Les exportations québécoises représentent 48 % du produit intérieur brut (PIB) de la province, et le gouvernement Legault aimerait augmenter ce chiffre à 50 %. Il existe actuellement une vingtaine d’initiatives et programmes pour aider les entrepreneurs à se propulser à l’international. Tour d’horizon de nouvelles initiatives montréalaises.

Julie Roy Julie Roy
Collaboration spéciale

Un répertoire unique d’ici 2020

Actuellement, il n’existe pas de site internet recoupant tous les programmes existants. Cette cartographie des services devrait voir le jour en 2020. En attendant, les gens d’affaires peuvent se tourner vers les directions régionales du ministère de l’Économie et de l’Innovation (MEI) ou encore vers les ORPEX (organismes régionaux de promotion des exportations). « Qu’elles soient débutantes, avancées ou expérimentées, les entreprises vont pouvoir y être aiguillées et connaître le programme le mieux adapté pour elles. Chaque initiative a sa raison d’être et des modalités différentes. Notre but est d’éviter aux entrepreneurs de perdre du temps », souligne Yves Lafortune, sous-ministre adjoint au commerce extérieur. Le principal programme du MEI est le PEX qui offre une aide financière ainsi que des conseils.

Une première pour Aplomb

Fruit du partenariat de la Ville de Montréal, de Manufacturiers et Exportateurs du Québec (MEQ) et du cabinet-conseil Ascendis, Aplomb est une nouvelle initiative qui démarrera en décembre prochain. S’adressant à des entreprises dont les revenus dépassent les 5 millions, elle a pour objectif de les accompagner et de les former pour aller sur les marchés internationaux. Durant 12 mois, la cohorte d’une vingtaine d’entreprises aura des rencontres portant sur les aspects financiers, juridiques, culturels, marketing, etc. Six autres mois sont prévus pour la mise en œuvre du plan d’affaires. La période de recrutement est ouverte et Véronique Proulx, présidente-directrice de MEQ, précise que les manufacturiers sont bienvenus, mais aussi les entreprises d’autres secteurs comme les technologies de l’information (TI).

Cabinet Créatif pour la culture

Parce que la réalité des entreprises culturelles est différente, le Service du développement économique (SDE) de la Ville de Montréal a mis sur pied le Cabinet Créatif s’adressant spécialement à elles.
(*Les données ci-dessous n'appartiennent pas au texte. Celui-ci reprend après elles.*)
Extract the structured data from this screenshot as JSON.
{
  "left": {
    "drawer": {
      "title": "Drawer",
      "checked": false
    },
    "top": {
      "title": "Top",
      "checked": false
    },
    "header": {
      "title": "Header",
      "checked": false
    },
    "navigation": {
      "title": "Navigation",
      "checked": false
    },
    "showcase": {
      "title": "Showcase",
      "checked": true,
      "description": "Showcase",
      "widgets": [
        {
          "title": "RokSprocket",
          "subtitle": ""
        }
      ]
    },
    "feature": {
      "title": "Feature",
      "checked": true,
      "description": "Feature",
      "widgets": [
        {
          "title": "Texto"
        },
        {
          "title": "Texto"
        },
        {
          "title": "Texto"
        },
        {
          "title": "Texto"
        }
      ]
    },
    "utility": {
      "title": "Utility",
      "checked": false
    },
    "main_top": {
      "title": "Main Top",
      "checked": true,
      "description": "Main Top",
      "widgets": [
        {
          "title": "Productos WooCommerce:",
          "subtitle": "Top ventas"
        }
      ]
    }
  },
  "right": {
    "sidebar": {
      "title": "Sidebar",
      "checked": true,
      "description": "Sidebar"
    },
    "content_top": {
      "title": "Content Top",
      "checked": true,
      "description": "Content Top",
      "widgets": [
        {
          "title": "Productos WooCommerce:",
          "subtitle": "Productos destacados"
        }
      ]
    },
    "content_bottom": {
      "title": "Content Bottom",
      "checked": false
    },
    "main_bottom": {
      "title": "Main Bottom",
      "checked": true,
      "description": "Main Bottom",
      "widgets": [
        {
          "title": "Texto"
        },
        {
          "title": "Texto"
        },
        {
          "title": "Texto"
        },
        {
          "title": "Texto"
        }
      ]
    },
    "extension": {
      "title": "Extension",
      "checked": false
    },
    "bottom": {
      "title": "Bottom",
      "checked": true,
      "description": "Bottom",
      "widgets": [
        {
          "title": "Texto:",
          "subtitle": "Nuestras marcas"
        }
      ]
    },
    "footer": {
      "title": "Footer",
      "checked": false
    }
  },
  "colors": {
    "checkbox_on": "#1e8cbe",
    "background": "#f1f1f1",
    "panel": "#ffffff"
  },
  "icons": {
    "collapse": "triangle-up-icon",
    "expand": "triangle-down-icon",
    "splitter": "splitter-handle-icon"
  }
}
Quelles soient du domaine de la mode, du théâtre, du jeu vidéo ou autres, le SDE aide ces entreprises, dont les revenus atteignent 1 million, à exporter leur créativité en réduisant les risques associés à leurs premières démarches à l’étranger. « On veut qu’elles deviennent les Moment Factory de demain », dit Géraldine Martin, directrice de l’entrepreneuriat du SDE. Se déroulant sur 12 mois, l’initiative, qui en est à sa deuxième année, accompagnera cette fois 20 entreprises. Le recrutement est en cours et se termine le 25 octobre prochain.

Le PAC

Le Programme d’accélération du commerce international (PAC) est offert dans les principales grandes villes canadiennes. Au Québec, le gouvernement souhaite, par cette initiative, aider 360 PME à exporter vers de nouveaux marchés. Depuis 2018, c’est la Chambre de commerce du Montréal métropolitain qui offre ce programme dans la métropole. Fonctionnant sur le principe de cohortes comprenant 15 entreprises de tous les secteurs, le PAC a comme principal avantage de durer six semaines. Au cours de cette période, les entrepreneurs ont quatre rencontres durant lesquelles ils suivent des formations concernant le commerce international, obtiennent du mentorat et créent leur plan d’affaires à l’exportation. La cohorte actuelle compte 18 entreprises.